Devolver el poder al ciudadano
Durante las últimas décadas, nuestra relación con la política tenía la eficacia como premisa. A un gobierno, fuera del nivel que fuera, se le exigía sobre todo eficiencia. En los ayuntamientos eso se traducía en obras públicas y servicios accesibles para todos los vecinos. Y a los gobernantes se les elegía por un mandato que se podía renovar o no en función del grado de satisfacción ciudadana. Así se han dirigido las instituciones. Pero ahora, además, se reclama de los políticos un comportamiento ético y una mayor capacidad para escuchar, dos aptitudes que se miden de forma subjetiva, que tienen que ver más con una conexión emocional que racional.
Los códigos éticos han proliferado entre viejos y nuevos partidos en un intento de dar garantías de ese cambio de comportamiento que piden los votantes. Ya no se trata de elegir al más eficaz, sino de distinguir a los buenos de los malos, a los que se portan bien de los que se dejan seducir por prebendas, a los austeros de los derrochadores. Los políticos ahora no sólo deben preocuparse de los que menos tienen, sino que su forma de vida ha de ser lo más sobria posible, ya que su labor consiste en dar ejemplo. De ahí han surgido los casos de Colau o de las dos monjas, Caram y Forca-des, metidas en faenas mitineras.

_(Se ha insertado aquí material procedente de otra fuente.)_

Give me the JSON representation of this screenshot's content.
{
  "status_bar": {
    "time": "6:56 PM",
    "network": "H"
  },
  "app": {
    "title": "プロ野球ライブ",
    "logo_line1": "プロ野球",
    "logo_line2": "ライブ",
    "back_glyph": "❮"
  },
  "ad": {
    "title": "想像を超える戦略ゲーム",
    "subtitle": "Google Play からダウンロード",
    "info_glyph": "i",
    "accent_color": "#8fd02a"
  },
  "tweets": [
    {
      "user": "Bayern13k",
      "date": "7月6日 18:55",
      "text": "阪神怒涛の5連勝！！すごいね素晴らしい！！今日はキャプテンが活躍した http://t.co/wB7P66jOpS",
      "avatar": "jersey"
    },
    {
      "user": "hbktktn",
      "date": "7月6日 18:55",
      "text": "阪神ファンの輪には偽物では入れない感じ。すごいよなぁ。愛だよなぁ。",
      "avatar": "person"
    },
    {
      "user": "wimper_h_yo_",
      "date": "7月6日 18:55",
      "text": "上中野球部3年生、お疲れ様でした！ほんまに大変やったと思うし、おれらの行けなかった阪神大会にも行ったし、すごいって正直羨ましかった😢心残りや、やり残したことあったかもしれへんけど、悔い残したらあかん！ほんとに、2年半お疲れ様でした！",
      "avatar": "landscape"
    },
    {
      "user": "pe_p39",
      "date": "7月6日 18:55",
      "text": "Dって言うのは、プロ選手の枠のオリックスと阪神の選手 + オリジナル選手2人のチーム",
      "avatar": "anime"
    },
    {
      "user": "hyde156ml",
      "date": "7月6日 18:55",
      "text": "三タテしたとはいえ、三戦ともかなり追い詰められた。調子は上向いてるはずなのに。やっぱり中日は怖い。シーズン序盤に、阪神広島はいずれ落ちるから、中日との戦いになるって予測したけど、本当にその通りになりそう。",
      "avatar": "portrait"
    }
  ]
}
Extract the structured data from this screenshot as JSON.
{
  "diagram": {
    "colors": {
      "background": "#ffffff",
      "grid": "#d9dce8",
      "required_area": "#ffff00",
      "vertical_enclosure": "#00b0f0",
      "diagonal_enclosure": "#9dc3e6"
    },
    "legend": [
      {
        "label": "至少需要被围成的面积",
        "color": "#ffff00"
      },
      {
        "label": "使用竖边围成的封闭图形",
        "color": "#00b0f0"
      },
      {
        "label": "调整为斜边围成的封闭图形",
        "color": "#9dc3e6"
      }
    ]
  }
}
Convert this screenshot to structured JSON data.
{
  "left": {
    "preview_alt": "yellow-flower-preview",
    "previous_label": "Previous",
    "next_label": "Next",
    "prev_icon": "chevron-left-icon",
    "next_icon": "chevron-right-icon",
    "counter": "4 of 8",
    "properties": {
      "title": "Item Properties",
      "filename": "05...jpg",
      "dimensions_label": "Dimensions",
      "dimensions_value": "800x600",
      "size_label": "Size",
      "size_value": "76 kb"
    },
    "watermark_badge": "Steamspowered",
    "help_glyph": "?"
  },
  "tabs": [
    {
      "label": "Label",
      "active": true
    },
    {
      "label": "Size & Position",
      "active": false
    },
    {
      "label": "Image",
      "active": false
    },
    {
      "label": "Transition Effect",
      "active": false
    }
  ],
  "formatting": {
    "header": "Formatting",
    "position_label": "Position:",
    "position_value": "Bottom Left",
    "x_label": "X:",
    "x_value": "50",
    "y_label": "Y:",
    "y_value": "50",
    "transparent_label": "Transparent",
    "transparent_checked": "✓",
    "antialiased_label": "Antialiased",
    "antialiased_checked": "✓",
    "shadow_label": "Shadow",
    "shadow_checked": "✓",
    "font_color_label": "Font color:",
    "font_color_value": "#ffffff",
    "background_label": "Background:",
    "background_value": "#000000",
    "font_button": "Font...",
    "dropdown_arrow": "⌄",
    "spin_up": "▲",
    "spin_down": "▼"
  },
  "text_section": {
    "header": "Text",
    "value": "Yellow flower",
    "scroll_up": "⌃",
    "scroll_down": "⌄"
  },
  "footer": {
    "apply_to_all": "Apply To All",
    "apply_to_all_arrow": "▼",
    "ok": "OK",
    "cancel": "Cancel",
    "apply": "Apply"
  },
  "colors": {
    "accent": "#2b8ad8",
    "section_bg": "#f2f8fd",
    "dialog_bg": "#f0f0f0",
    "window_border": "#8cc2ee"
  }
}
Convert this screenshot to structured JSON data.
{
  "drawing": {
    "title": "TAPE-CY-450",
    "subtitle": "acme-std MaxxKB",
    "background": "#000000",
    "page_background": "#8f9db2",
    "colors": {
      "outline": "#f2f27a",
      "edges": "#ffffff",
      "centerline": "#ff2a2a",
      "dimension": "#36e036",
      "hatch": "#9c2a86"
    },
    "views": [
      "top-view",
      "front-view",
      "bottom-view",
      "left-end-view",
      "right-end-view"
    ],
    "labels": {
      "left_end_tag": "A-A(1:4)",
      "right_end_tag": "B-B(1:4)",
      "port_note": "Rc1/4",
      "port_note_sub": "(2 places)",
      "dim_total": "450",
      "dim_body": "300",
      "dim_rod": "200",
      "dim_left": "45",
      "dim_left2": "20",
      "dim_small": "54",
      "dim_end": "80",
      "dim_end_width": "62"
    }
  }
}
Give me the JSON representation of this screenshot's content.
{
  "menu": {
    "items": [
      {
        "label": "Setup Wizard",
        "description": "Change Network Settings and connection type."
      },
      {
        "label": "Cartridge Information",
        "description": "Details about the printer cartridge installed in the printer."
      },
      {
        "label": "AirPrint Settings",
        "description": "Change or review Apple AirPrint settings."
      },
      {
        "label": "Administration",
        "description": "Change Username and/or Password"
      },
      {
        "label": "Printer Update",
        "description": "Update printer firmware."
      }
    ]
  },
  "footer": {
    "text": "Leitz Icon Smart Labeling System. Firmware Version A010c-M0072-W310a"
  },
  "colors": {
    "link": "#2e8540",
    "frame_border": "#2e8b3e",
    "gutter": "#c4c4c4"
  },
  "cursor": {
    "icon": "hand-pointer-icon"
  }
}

Ese nuevo paradigma es el que ha hecho perder a Trias las elecciones en Barcelona, está alterando el mapa político en toda España y del que no escapará Catalunya si las elecciones son el 27 de septiembre. Porque en Catalunya ese fenómeno que empezó antes ya cuenta con varios partidos dispuestos a recibir los frutos, desde Podemos pasando por Ciutadans, la CUP o Procés Constituent. Convergència ha intentado sortear el desastre con la apuesta independentista para hacer olvidar con ese nuevo emblema las rémoras del pasado, pero la competencia en el bando de la regeneración y la ruptura es brutal.
Mientras continúa la disputa entre derecha e izquierda y la del independentismo frente a unionismo, irrumpe el eje de la regeneración entendida como el retorno del poder al ciudadano. Es el triunfo de la democracia deliberativa para complementar las carencias del sistema representativo vigente. Los nuevos movimientos políticos –sean de izquierda o de centro– venden la formación de una voluntad común a partir del intercambio de propuestas con los ciudadanos.
El procedimiento es apasionante, pero más complejo y seguramente menos eficaz. Precisa de una condición muy difícil: que muchos ciudadanos estén dispuestos a dar una parte de su tiempo en favor del bien común. De lo contrario, el sistema acaba manipulado por unos pocos. Y, encima, está más expuesto a disputas internas a medio plazo. Pero ése es ahora el eje que marca la hegemonía política. Y parece que va a seguir siéndolo de aquí al 27-S.